Engaging learners a key part of SASKSONO19

Ahead of the upcoming SASKSONO19 conference, clinicians, medical students and residents are preparing for the fundamental sessions – with the emphasis on fun.

Keeping content engaging is something organizers consider a priority when putting together the SASKSONO conference each year.

It’s a method organizer and educator Dr. Paul Olszynski (MD) brings from his own lectures to the annual conference.

“That’s when people learn, you engage them and draw them in – that creates the desire to keep learning after (the lecture),” Olszynski said. 

He added that people can only retain so much information in the moment, but if it’s engaging, students are more likely to return to the material to learn more.

This year’s conference, SASKSONO19, is an in-depth look at clinical ultrasonography, also known as point of care ultrasound (PoCUS).

It will feature the SONOlympics — a set of challenges designed for students to interpret and perform various ultrasound scans. The competition also includes various entertaining activities such as being blindfolded and guided by peers to create a scan of the heart or an image of a kidney.

It will also feature a multidisciplinary roundtable, including PoCUS experts from pediatrics, internal medicine, emergency medicine, critical care and anesthesia. They will discuss developing common standards in PoCUS training, quality assurance and documentation.

He noted that the conference is a great opportunity for medical professionals and students to learn about current methods and practices, while also sharing what’s new in PoCUS education.

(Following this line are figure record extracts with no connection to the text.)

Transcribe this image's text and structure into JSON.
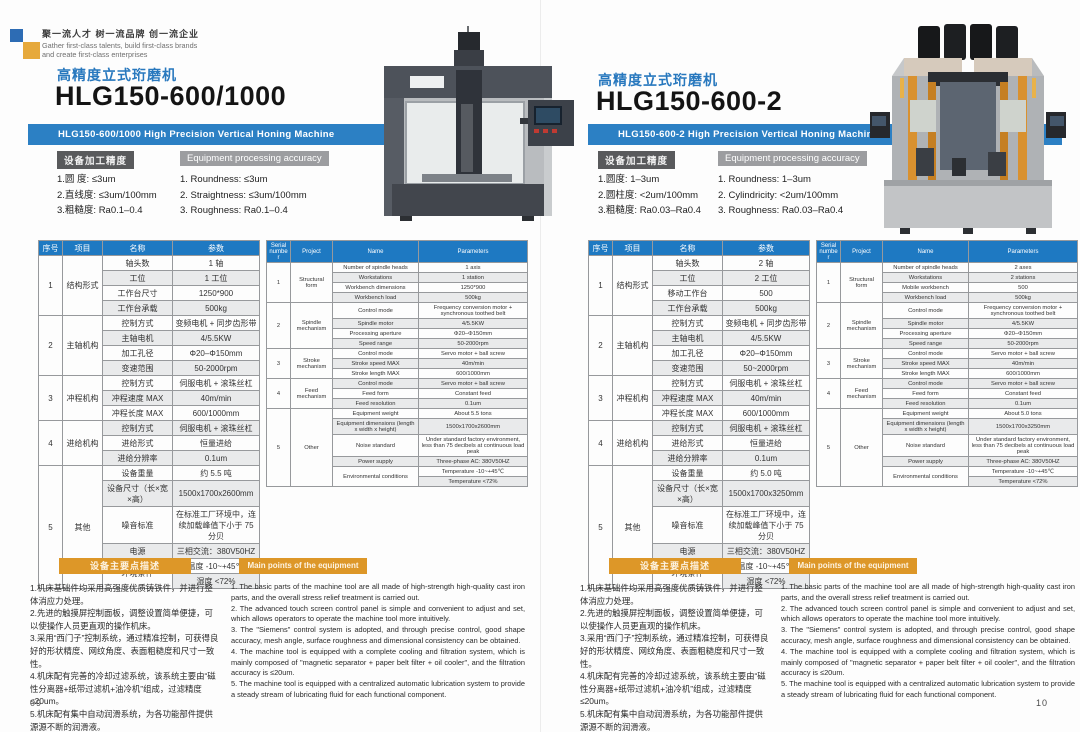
{
  "brand": {
    "slogan_cn": "聚一流人才 树一流品牌 创一流企业",
    "slogan_en_1": "Gather first-class talents, build first-class brands",
    "slogan_en_2": "and create first-class enterprises"
  },
  "pages": [
    {
      "category_cn": "高精度立式珩磨机",
      "model": "HLG150-600/1000",
      "banner": "HLG150-600/1000 High Precision Vertical Honing Machine",
      "accuracy_badge_cn": "设备加工精度",
      "accuracy_badge_en": "Equipment processing accuracy",
      "accuracy_cn": [
        "1.圆 度: ≤3um",
        "2.直线度: ≤3um/100mm",
        "3.粗糙度: Ra0.1–0.4"
      ],
      "accuracy_en": [
        "1. Roundness: ≤3um",
        "2. Straightness: ≤3um/100mm",
        "3. Roughness: Ra0.1–0.4"
      ],
      "table_cn": {
        "headers": [
          "序号",
          "项目",
          "名称",
          "参数"
        ],
        "groups": [
          {
            "no": "1",
            "project": "结构形式",
            "rows": [
              {
                "name": "轴头数",
                "params": [
                  "1 轴"
                ]
              },
              {
                "name": "工位",
                "params": [
                  "1 工位"
                ]
              },
              {
                "name": "工作台尺寸",
                "params": [
                  "1250*900"
                ]
              },
              {
                "name": "工作台承载",
                "params": [
                  "500kg"
                ]
              }
            ]
          },
          {
            "no": "2",
            "project": "主轴机构",
            "rows": [
              {
                "name": "控制方式",
                "params": [
                  "变频电机 + 同步齿形带"
                ]
              },
              {
                "name": "主轴电机",
                "params": [
                  "4/5.5KW"
                ]
              },
              {
                "name": "加工孔径",
                "params": [
                  "Φ20–Φ150mm"
                ]
              },
              {
                "name": "变速范围",
                "params": [
                  "50-2000rpm"
                ]
              }
            ]
          },
          {
            "no": "3",
            "project": "冲程机构",
            "rows": [
              {
                "name": "控制方式",
                "params": [
                  "伺服电机 + 滚珠丝杠"
                ]
              },
              {
                "name": "冲程速度 MAX",
                "params": [
                  "40m/min"
                ]
              },
              {
                "name": "冲程长度 MAX",
                "params": [
                  "600/1000mm"
                ]
              }
            ]
          },
          {
            "no": "4",
            "project": "进给机构",
            "rows": [
              {
                "name": "控制方式",
                "params": [
                  "伺服电机 + 滚珠丝杠"
                ]
              },
              {
                "name": "进给形式",
                "params": [
                  "恒量进给"
                ]
              },
              {
                "name": "进给分辨率",
                "params": [
                  "0.1um"
                ]
              }
            ]
          },
          {
            "no": "5",
            "project": "其他",
            "rows": [
              {
                "name": "设备重量",
                "params": [
                  "约 5.5 吨"
                ]
              },
              {
                "name": "设备尺寸（长×宽×高）",
                "params": [
                  "1500x1700x2600mm"
                ]
              },
              {
                "name": "噪音标准",
                "params": [
                  "在标准工厂环境中，连续加载峰值下小于 75 分贝"
                ]
              },
              {
                "name": "电源",
                "params": [
                  "三相交流：380V50HZ"
                ]
              },
              {
                "name": "环境条件",
                "params": [
                  "温度 -10~+45℃",
                  "湿度 <72%"
                ]
              }
            ]
          }
        ]
      },
      "table_en": {
        "headers": [
          "Serial number",
          "Project",
          "Name",
          "Parameters"
        ],
        "groups": [
          {
            "no": "1",
            "project": "Structural form",
            "rows": [
              {
                "name": "Number of spindle heads",
                "params": [
                  "1 axis"
                ]
              },
              {
                "name": "Workstations",
                "params": [
                  "1 station"
                ]
              },
              {
                "name": "Workbench dimensions",
                "params": [
                  "1250*900"
                ]
              },
              {
                "name": "Workbench load",
                "params": [
                  "500kg"
                ]
              }
            ]
          },
          {
            "no": "2",
            "project": "Spindle mechanism",
            "rows": [
              {
                "name": "Control mode",
                "params": [
                  "Frequency conversion motor + synchronous toothed belt"
                ]
              },
              {
                "name": "Spindle motor",
                "params": [
                  "4/5.5KW"
                ]
              },
              {
                "name": "Processing aperture",
                "params": [
                  "Φ20–Φ150mm"
                ]
              },
              {
                "name": "Speed range",
                "params": [
                  "50-2000rpm"
                ]
              }
            ]
          },
          {
            "no": "3",
            "project": "Stroke mechanism",
            "rows": [
              {
                "name": "Control mode",
                "params": [
                  "Servo motor + ball screw"
                ]
              },
              {
                "name": "Stroke speed MAX",
                "params": [
                  "40m/min"
                ]
              },
              {
                "name": "Stroke length MAX",
                "params": [
                  "600/1000mm"
                ]
              }
            ]
          },
          {
            "no": "4",
            "project": "Feed mechanism",
            "rows": [
              {
                "name": "Control mode",
                "params": [
                  "Servo motor + ball screw"
                ]
              },
              {
                "name": "Feed form",
                "params": [
                  "Constant feed"
                ]
              },
              {
                "name": "Feed resolution",
                "params": [
                  "0.1um"
                ]
              }
            ]
          },
          {
            "no": "5",
            "project": "Other",
            "rows": [
              {
                "name": "Equipment weight",
                "params": [
                  "About 5.5 tons"
                ]
              },
              {
                "name": "Equipment dimensions (length x width x height)",
                "params": [
                  "1500x1700x2600mm"
                ]
              },
              {
                "name": "Noise standard",
                "params": [
                  "Under standard factory environment, less than 75 decibels at continuous load peak"
                ]
              },
              {
                "name": "Power supply",
                "params": [
                  "Three-phase AC: 380V50HZ"
                ]
              },
              {
                "name": "Environmental conditions",
                "params": [
                  "Temperature -10~+45℃",
                  "Temperature <72%"
                ]
              }
            ]
          }
        ]
      },
      "points_badge_cn": "设备主要点描述",
      "points_badge_en": "Main points of the equipment",
      "points_cn": [
        "1.机床基础件均采用高强度优质铸铁件，并进行整体消应力处理。",
        "2.先进的触摸屏控制面板，调整设置简单便捷，可以使操作人员更直观的操作机床。",
        "3.采用“西门子”控制系统，通过精准控制，可获得良好的形状精度、网纹角度、表面粗糙度和尺寸一致性。",
        "4.机床配有完善的冷却过滤系统，该系统主要由“磁性分离器+纸带过滤机+油冷机”组成，过滤精度≤20um。",
        "5.机床配有集中自动润滑系统，为各功能部件提供源源不断的润滑液。"
      ],
      "points_en": [
        "1. The basic parts of the machine tool are all made of high-strength high-quality cast iron parts, and the overall stress relief treatment is carried out.",
        "2. The advanced touch screen control panel is simple and convenient to adjust and set, which allows operators to operate the machine tool more intuitively.",
        "3. The \"Siemens\" control system is adopted, and through precise control, good shape accuracy, mesh angle, surface roughness and dimensional consistency can be obtained.",
        "4. The machine tool is equipped with a complete cooling and filtration system, which is mainly composed of \"magnetic separator + paper belt filter + oil cooler\", and the filtration accuracy is ≤20um.",
        "5. The machine tool is equipped with a centralized automatic lubrication system to provide a steady stream of lubricating fluid for each functional component."
      ],
      "page_number": "09"
    },
    {
      "category_cn": "高精度立式珩磨机",
      "model": "HLG150-600-2",
      "banner": "HLG150-600-2 High Precision Vertical Honing Machine",
      "accuracy_badge_cn": "设备加工精度",
      "accuracy_badge_en": "Equipment processing accuracy",
      "accuracy_cn": [
        "1.圆度: 1–3um",
        "2.圆柱度: <2um/100mm",
        "3.粗糙度: Ra0.03–Ra0.4"
      ],
      "accuracy_en": [
        "1. Roundness: 1–3um",
        "2. Cylindricity: <2um/100mm",
        "3. Roughness: Ra0.03–Ra0.4"
      ],
      "table_cn": {
        "headers": [
          "序号",
          "项目",
          "名称",
          "参数"
        ],
        "groups": [
          {
            "no": "1",
            "project": "结构形式",
            "rows": [
              {
                "name": "轴头数",
                "params": [
                  "2 轴"
                ]
              },
              {
                "name": "工位",
                "params": [
                  "2 工位"
                ]
              },
              {
                "name": "移动工作台",
                "params": [
                  "500"
                ]
              },
              {
                "name": "工作台承载",
                "params": [
                  "500kg"
                ]
              }
            ]
          },
          {
            "no": "2",
            "project": "主轴机构",
            "rows": [
              {
                "name": "控制方式",
                "params": [
                  "变频电机 + 同步齿形带"
                ]
              },
              {
                "name": "主轴电机",
                "params": [
                  "4/5.5KW"
                ]
              },
              {
                "name": "加工孔径",
                "params": [
                  "Φ20–Φ150mm"
                ]
              },
              {
                "name": "变速范围",
                "params": [
                  "50~2000rpm"
                ]
              }
            ]
          },
          {
            "no": "3",
            "project": "冲程机构",
            "rows": [
              {
                "name": "控制方式",
                "params": [
                  "伺服电机 + 滚珠丝杠"
                ]
              },
              {
                "name": "冲程速度 MAX",
                "params": [
                  "40m/min"
                ]
              },
              {
                "name": "冲程长度 MAX",
                "params": [
                  "600/1000mm"
                ]
              }
            ]
          },
          {
            "no": "4",
            "project": "进给机构",
            "rows": [
              {
                "name": "控制方式",
                "params": [
                  "伺服电机 + 滚珠丝杠"
                ]
              },
              {
                "name": "进给形式",
                "params": [
                  "恒量进给"
                ]
              },
              {
                "name": "进给分辨率",
                "params": [
                  "0.1um"
                ]
              }
            ]
          },
          {
            "no": "5",
            "project": "其他",
            "rows": [
              {
                "name": "设备重量",
                "params": [
                  "约 5.0 吨"
                ]
              },
              {
                "name": "设备尺寸（长×宽×高）",
                "params": [
                  "1500x1700x3250mm"
                ]
              },
              {
                "name": "噪音标准",
                "params": [
                  "在标准工厂环境中，连续加载峰值下小于 75 分贝"
                ]
              },
              {
                "name": "电源",
                "params": [
                  "三相交流：380V50HZ"
                ]
              },
              {
                "name": "环境条件",
                "params": [
                  "温度 -10~+45℃",
                  "湿度 <72%"
                ]
              }
            ]
          }
        ]
      },
      "table_en": {
        "headers": [
          "Serial number",
          "Project",
          "Name",
          "Parameters"
        ],
        "groups": [
          {
            "no": "1",
            "project": "Structural form",
            "rows": [
              {
                "name": "Number of spindle heads",
                "params": [
                  "2 axes"
                ]
              },
              {
                "name": "Workstations",
                "params": [
                  "2 stations"
                ]
              },
              {
                "name": "Mobile workbench",
                "params": [
                  "500"
                ]
              },
              {
                "name": "Workbench load",
                "params": [
                  "500kg"
                ]
              }
            ]
          },
          {
            "no": "2",
            "project": "Spindle mechanism",
            "rows": [
              {
                "name": "Control mode",
                "params": [
                  "Frequency conversion motor + synchronous toothed belt"
                ]
              },
              {
                "name": "Spindle motor",
                "params": [
                  "4/5.5KW"
                ]
              },
              {
                "name": "Processing aperture",
                "params": [
                  "Φ20–Φ150mm"
                ]
              },
              {
                "name": "Speed range",
                "params": [
                  "50-2000rpm"
                ]
              }
            ]
          },
          {
            "no": "3",
            "project": "Stroke mechanism",
            "rows": [
              {
                "name": "Control mode",
                "params": [
                  "Servo motor + ball screw"
                ]
              },
              {
                "name": "Stroke speed MAX",
                "params": [
                  "40m/min"
                ]
              },
              {
                "name": "Stroke length MAX",
                "params": [
                  "600/1000mm"
                ]
              }
            ]
          },
          {
            "no": "4",
            "project": "Feed mechanism",
            "rows": [
              {
                "name": "Control mode",
                "params": [
                  "Servo motor + ball screw"
                ]
              },
              {
                "name": "Feed form",
                "params": [
                  "Constant feed"
                ]
              },
              {
                "name": "Feed resolution",
                "params": [
                  "0.1um"
                ]
              }
            ]
          },
          {
            "no": "5",
            "project": "Other",
            "rows": [
              {
                "name": "Equipment weight",
                "params": [
                  "About 5.0 tons"
                ]
              },
              {
                "name": "Equipment dimensions (length x width x height)",
                "params": [
                  "1500x1700x3250mm"
                ]
              },
              {
                "name": "Noise standard",
                "params": [
                  "Under standard factory environment, less than 75 decibels at continuous load peak"
                ]
              },
              {
                "name": "Power supply",
                "params": [
                  "Three-phase AC: 380V50HZ"
                ]
              },
              {
                "name": "Environmental conditions",
                "params": [
                  "Temperature -10~+45℃",
                  "Temperature <72%"
                ]
              }
            ]
          }
        ]
      },
      "points_badge_cn": "设备主要点描述",
      "points_badge_en": "Main points of the equipment",
      "points_cn": [
        "1.机床基础件均采用高强度优质铸铁件，并进行整体消应力处理。",
        "2.先进的触摸屏控制面板，调整设置简单便捷，可以使操作人员更直观的操作机床。",
        "3.采用“西门子”控制系统，通过精准控制，可获得良好的形状精度、网纹角度、表面粗糙度和尺寸一致性。",
        "4.机床配有完善的冷却过滤系统，该系统主要由“磁性分离器+纸带过滤机+油冷机”组成，过滤精度≤20um。",
        "5.机床配有集中自动润滑系统，为各功能部件提供源源不断的润滑液。"
      ],
      "points_en": [
        "1. The basic parts of the machine tool are all made of high-strength high-quality cast iron parts, and the overall stress relief treatment is carried out.",
        "2. The advanced touch screen control panel is simple and convenient to adjust and set, which allows operators to operate the machine tool more intuitively.",
        "3. The \"Siemens\" control system is adopted, and through precise control, good shape accuracy, mesh angle, surface roughness and dimensional consistency can be obtained.",
        "4. The machine tool is equipped with a complete cooling and filtration system, which is mainly composed of \"magnetic separator + paper belt filter + oil cooler\", and the filtration accuracy is ≤20um.",
        "5. The machine tool is equipped with a centralized automatic lubrication system to provide a steady stream of lubricating fluid for each functional component."
      ],
      "page_number": "10"
    }
  ],
  "colors": {
    "banner_blue": "#2c80c4",
    "table_header_blue": "#1e79c2",
    "category_blue": "#2878be",
    "badge_dark_gray": "#595a5c",
    "badge_light_gray": "#9c9da0",
    "badge_orange": "#dd9728",
    "row_band_gray": "#e9eaeb"
  }
}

“We’re in Saskatchewan, we’re a bit like an island surrounded by wheat,” Olszynski said. “But PoCUS, or clinical ultrasonography, it’s expanding everywhere.”

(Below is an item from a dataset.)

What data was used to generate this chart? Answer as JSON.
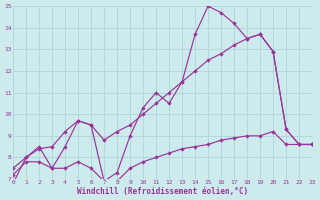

Olszynski was the recipient of the 2018 Canadian Point of Care Ultrasound Society (CPoCUS) Educator of the Year Award, which recognizes individuals for their engagement and initiative in the field. He was nominated by several colleagues in the Department of Emergency Medicine for his outstanding involvement in PoCUS education for undergraduates and postgraduates.

During the past 11 years, Olszynski has become more involved in teaching medical education. About five years ago, he helped to create the undergraduate ultrasound curriculum.

In 2016, several students formed an interest group called USaskUS (University of Saskatchewan Ultrasound Student Interest Group) and approached Olszynski looking to learn more and gain more PoCUS experience.

He assisted students in reaching out to Saskatchewan experts to present on using PoCUS in their own fields, from sports injury diagnostics to use in intensive and critical care. The first ultrasound conference – SASKSONO16 – was a hit with the students.

“I think that’s what’s exciting — (SASKSONO) is growing and evolving in a really great way,” he said.

The success of SASKSONO would not be possible without the help of Clinical Learning and Resource Centre, Olszynski added. They help provide the resources to allow clinicians and students to continue training and developing skills in PoCUS.

SASKSONO19 – POCUS Deep Dive is on March 2 in the Health Sciences Building. Registration is open.